Nama daerah itu Piazza Castello. Di daerah pusat kota ini terdapat banyak bangunan klasik nan megah. Sebut saja Palazzo Reale alias The Royal Palace yang jadi salah satu bangunan yang masuk dalam daftar UNESCO World Heritage Site. Nah, dihalaman istana itu lah saya menghabiskan sekitar 1-2 jam. Hanya untuk duduk menikmati hawa Turin yang saat itu sedang dingin karena mendung. Melihat anak-anak bermain di halaman istana yang luas dan sudah menjadi public area. Atau melihat merpati yang memamah biji-bijian dengan santai, tak takut pada orang yang melintas.
Stasiun Teramai Kedua di Turin |
Salah Satu Ruas Jalan |
Bahkan Langit-langit Pun Berukiran |
Setelah puas menikmati Piazza Castello, saya beranjak lagi. Kembali mengikuti insting. Dan insting itu menuntun saya pada tempat yang tak pernah saya bayangkan sebelumnya. Saya menelusuri lorong-lorong kecil yang banyak berisi kafe serta bar. Melihat lantai yang terbuat dari batu, saya seperti terlempar ke masa lalu. Dan lantai jalanan dari batu ini adalah saksi bisu yang dingin.

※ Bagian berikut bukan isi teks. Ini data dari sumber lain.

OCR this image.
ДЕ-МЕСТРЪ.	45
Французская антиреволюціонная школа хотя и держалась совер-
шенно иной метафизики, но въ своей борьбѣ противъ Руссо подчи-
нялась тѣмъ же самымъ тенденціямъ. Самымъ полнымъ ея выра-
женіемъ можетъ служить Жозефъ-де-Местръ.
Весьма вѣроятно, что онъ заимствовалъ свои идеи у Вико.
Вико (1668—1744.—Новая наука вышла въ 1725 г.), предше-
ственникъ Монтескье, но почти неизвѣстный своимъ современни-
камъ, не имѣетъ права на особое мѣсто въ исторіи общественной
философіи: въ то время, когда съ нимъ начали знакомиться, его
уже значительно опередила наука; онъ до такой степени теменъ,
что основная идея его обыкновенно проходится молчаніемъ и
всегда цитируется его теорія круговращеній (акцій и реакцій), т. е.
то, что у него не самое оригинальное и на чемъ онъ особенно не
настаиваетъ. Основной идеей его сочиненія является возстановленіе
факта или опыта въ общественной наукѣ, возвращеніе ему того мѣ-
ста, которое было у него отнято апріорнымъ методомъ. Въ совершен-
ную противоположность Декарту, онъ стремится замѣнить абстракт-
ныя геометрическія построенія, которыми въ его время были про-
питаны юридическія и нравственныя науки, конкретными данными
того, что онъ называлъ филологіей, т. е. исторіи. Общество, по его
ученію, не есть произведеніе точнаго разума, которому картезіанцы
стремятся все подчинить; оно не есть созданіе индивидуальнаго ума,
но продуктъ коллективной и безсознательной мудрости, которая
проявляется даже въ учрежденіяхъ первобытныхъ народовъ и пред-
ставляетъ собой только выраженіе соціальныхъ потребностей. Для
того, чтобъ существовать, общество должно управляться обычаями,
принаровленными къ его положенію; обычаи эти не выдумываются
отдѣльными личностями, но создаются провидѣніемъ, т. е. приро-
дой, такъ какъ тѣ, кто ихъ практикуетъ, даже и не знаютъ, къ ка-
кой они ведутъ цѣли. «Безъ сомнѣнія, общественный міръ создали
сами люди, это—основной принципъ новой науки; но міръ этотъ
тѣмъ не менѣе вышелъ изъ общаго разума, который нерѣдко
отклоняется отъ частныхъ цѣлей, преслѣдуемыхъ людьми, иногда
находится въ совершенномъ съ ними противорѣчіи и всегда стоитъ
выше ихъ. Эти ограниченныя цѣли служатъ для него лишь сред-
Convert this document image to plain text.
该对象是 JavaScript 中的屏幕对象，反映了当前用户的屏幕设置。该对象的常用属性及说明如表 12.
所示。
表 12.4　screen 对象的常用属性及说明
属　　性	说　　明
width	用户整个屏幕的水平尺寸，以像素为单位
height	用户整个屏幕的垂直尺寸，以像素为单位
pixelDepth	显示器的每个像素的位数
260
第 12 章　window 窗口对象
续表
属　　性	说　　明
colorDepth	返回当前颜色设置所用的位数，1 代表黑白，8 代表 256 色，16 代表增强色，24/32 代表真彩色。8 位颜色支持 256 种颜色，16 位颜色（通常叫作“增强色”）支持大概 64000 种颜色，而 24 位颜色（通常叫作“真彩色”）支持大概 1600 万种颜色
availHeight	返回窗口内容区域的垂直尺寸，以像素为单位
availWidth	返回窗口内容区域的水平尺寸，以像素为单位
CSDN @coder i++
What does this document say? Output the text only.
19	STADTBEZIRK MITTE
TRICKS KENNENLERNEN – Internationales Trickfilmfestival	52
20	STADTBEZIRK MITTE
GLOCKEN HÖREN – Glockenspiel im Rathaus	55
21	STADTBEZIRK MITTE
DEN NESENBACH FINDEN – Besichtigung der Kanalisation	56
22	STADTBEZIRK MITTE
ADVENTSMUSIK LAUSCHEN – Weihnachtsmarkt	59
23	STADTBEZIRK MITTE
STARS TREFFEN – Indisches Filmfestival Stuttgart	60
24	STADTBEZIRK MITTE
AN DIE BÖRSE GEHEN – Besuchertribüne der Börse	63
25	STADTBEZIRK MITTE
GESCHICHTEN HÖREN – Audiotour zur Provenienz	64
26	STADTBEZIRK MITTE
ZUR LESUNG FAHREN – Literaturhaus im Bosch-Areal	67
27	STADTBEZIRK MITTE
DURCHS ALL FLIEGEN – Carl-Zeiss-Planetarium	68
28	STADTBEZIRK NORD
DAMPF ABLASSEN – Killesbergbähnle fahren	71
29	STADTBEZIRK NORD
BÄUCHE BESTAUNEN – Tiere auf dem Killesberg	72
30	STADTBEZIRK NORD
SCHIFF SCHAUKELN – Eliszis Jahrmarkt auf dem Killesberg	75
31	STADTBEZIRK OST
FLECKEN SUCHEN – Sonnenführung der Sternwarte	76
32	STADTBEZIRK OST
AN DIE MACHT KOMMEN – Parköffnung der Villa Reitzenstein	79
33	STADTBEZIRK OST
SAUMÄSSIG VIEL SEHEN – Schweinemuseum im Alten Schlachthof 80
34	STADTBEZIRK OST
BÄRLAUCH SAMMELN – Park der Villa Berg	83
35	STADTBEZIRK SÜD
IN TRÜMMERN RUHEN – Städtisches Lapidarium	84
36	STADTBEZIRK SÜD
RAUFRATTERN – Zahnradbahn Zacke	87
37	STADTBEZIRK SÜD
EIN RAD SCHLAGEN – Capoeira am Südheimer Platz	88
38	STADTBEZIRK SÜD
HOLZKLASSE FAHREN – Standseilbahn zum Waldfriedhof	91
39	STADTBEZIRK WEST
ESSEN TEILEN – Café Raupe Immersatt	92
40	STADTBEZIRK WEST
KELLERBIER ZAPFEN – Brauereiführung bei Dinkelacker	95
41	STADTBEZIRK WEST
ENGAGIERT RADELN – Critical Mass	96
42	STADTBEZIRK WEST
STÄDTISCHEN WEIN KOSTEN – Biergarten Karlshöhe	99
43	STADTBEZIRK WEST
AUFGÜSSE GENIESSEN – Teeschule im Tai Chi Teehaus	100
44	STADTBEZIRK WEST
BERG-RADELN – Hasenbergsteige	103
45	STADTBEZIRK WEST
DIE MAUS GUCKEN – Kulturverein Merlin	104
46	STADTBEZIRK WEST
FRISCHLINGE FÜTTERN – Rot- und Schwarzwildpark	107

Saya masih terus berjalan ketika tiba-tiba saya berhenti. Saya sampai di ujung jalan yang panjang. Panjang sekali. Sampai ujung jalan satunya tak terlihat. Saya terbengong. Saya berada dimana? Di kanan kiri ada banyak toko baju, toko olahraga, pizzeria, kafe, bar, juga toko musik. Orang lalu lalang dengan tergesa, entah mau kemana. Ada juga beberapa kelompok orang yang ngopi di pinggir jalan, menikmati matahari yang baru saja menyembul. Saya terpatung, berdiri tepat di perempatan jalan yang ramai itu. Takjub.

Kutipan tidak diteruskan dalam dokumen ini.